Excellent MCM-49 Supported CeCuOx Nanocatalyst with Ultrawide Operating Temperature Window and Strong Anti-Alkali Ability for NH3-SCR

Graphical Schematic diagram of the dominant mechanism of NH 3 -SCR reaction on CeCu/MCM-49 catalyst before and after poisoning. The L−H mechanism was dominant before poisoning. However, after alkali metal poisoning, NO x adsorption on the catalyst is inhibited, so the E−R mechanism dominates. NO x is a common atmospheric pollutant, and NH 3 -SCR technology efficiently purifies it. CeCuO x binary-oxide nanoparticles were synthesized and loaded onto acid MCM-49 molecular sieve with a large specific surface area to increase acid sites and disperse active sites of the catalyst. The optimized 35 % CeCu/MCM-49 catalyst effectively purified over 80 % of NO x in the temperature range of 200–500 °C and demonstrated excellent resistance to alkali metals, such as K, Na, and Ca.

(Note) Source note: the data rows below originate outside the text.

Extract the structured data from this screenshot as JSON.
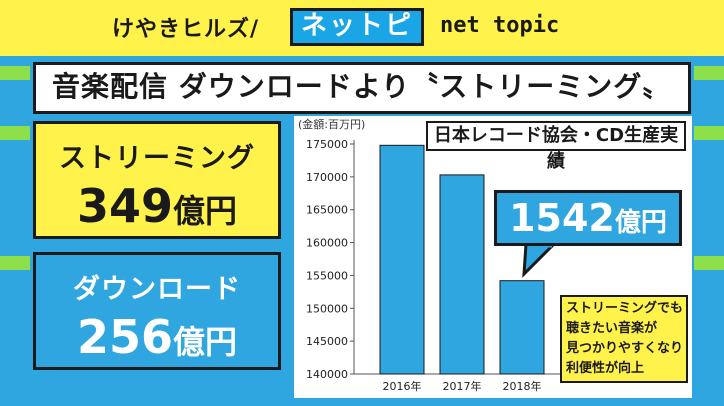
{
  "header": {
    "brand": "けやきヒルズ/",
    "logo": "ネットピ",
    "tagline": "net topic"
  },
  "title": "音楽配信 ダウンロードより〝ストリーミング〟",
  "stats": {
    "streaming": {
      "label": "ストリーミング",
      "value": "349",
      "unit": "億円"
    },
    "download": {
      "label": "ダウンロード",
      "value": "256",
      "unit": "億円"
    }
  },
  "source": "日本レコード協会・CD生産実績",
  "callout": {
    "value": "1542",
    "unit": "億円"
  },
  "note": {
    "lines": [
      "ストリーミングでも",
      "聴きたい音楽が",
      "見つかりやすくなり",
      "利便性が向上"
    ]
  },
  "colors": {
    "yellow": "#fff24a",
    "blue": "#2fa6e0",
    "green": "#8ee04a",
    "bar": "#2fa6e0"
  },
  "chart_data": {
    "type": "bar",
    "ylabel": "(金額:百万円)",
    "categories": [
      "2016年",
      "2017年",
      "2018年"
    ],
    "values": [
      174800,
      170300,
      154200
    ],
    "ylim": [
      140000,
      175000
    ],
    "yticks": [
      140000,
      145000,
      150000,
      155000,
      160000,
      165000,
      170000,
      175000
    ],
    "grid": false
  }
}
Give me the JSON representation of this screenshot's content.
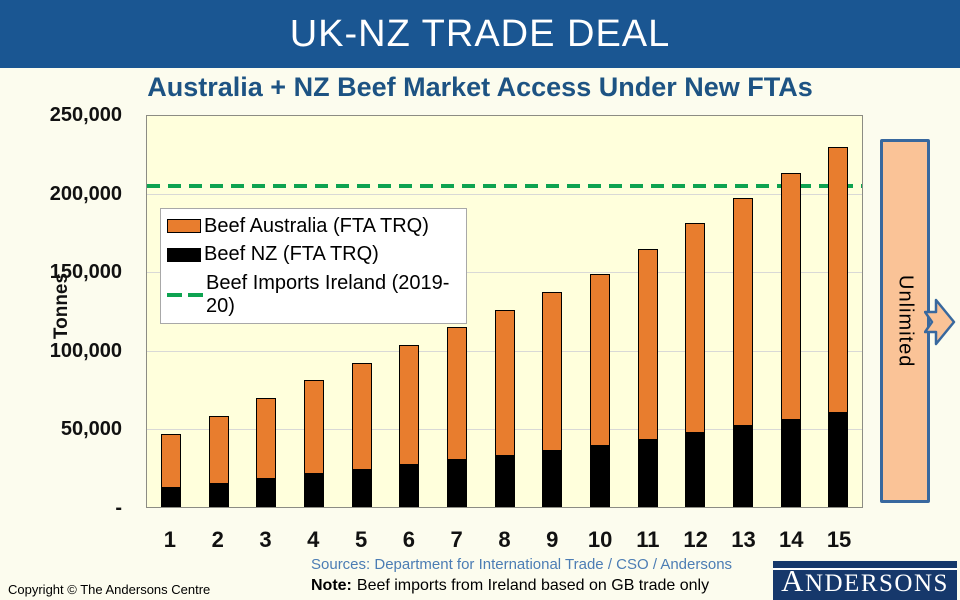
{
  "banner": {
    "title": "UK-NZ TRADE DEAL"
  },
  "legend": {
    "items": [
      {
        "label": "Beef Australia (FTA TRQ)",
        "swatch": "orange-rect"
      },
      {
        "label": "Beef NZ (FTA TRQ)",
        "swatch": "black-rect"
      },
      {
        "label": "Beef Imports Ireland (2019-20)",
        "swatch": "green-dashed-line"
      }
    ]
  },
  "annotations": {
    "unlimited_label": "Unlimited"
  },
  "footer": {
    "sources": "Sources: Department for International Trade / CSO / Andersons",
    "note_label": "Note:",
    "note_text": "Beef imports from Ireland based on GB trade only",
    "copyright": "Copyright © The Andersons Centre",
    "logo_text": "ANDERSONS"
  },
  "colors": {
    "banner_blue": "#1A5692",
    "title_blue": "#1D5383",
    "bar_orange": "#E87D2E",
    "bar_black": "#000000",
    "ireland_green": "#0EA351",
    "plot_background": "#FFFFDC",
    "slide_background": "#FCFCEE",
    "callout_fill": "#FAC397",
    "callout_border": "#38689E",
    "logo_navy": "#16386B",
    "sources_blue": "#4C7DB4"
  },
  "chart_data": {
    "type": "bar",
    "stacked": true,
    "title": "Australia + NZ Beef Market Access Under New FTAs",
    "xlabel": "",
    "ylabel": "Tonnes",
    "categories": [
      1,
      2,
      3,
      4,
      5,
      6,
      7,
      8,
      9,
      10,
      11,
      12,
      13,
      14,
      15
    ],
    "series": [
      {
        "name": "Beef NZ (FTA TRQ)",
        "color": "#000000",
        "values": [
          12000,
          14980,
          17960,
          20940,
          23920,
          26900,
          29880,
          32860,
          35840,
          38820,
          43056,
          47292,
          51528,
          55764,
          60000
        ]
      },
      {
        "name": "Beef Australia (FTA TRQ)",
        "color": "#E87D2E",
        "values": [
          35000,
          43333,
          51667,
          60000,
          68333,
          76667,
          85000,
          93333,
          101667,
          110000,
          122000,
          134000,
          146000,
          158000,
          170000
        ]
      }
    ],
    "reference_line": {
      "label": "Beef Imports Ireland (2019-20)",
      "value": 205000,
      "color": "#0EA351",
      "style": "dashed"
    },
    "ylim": [
      0,
      250000
    ],
    "yticks": {
      "values": [
        0,
        50000,
        100000,
        150000,
        200000,
        250000
      ],
      "labels": [
        "-",
        "50,000",
        "100,000",
        "150,000",
        "200,000",
        "250,000"
      ]
    },
    "grid": "horizontal",
    "legend_position": "inside-upper-left"
  }
}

Even after K poisoning, it still removed over 80 % of NO x in the range of 200–450 °C. Various characterization methods, including XRD, FT-IR, TEM, and N 2 isotherm adsorption-desorption tests, confirmed the structure of the catalyst remained intact after poisoning with no substance change, nor agglomeration of nanoparticles. NH 3 -TPD and H 2 -TPR confirmed that the catalyst had effective acidity and redox capacity that were not affected by alkali metals. In-situ DRIFTs showed that the catalytic reaction predominant mechanism shifted from L−H to E−R mechanism after poisoning. This study provides valuable insights into the development of high-performance Ce-based NH 3 -SCR catalysts with alkali metal resistance.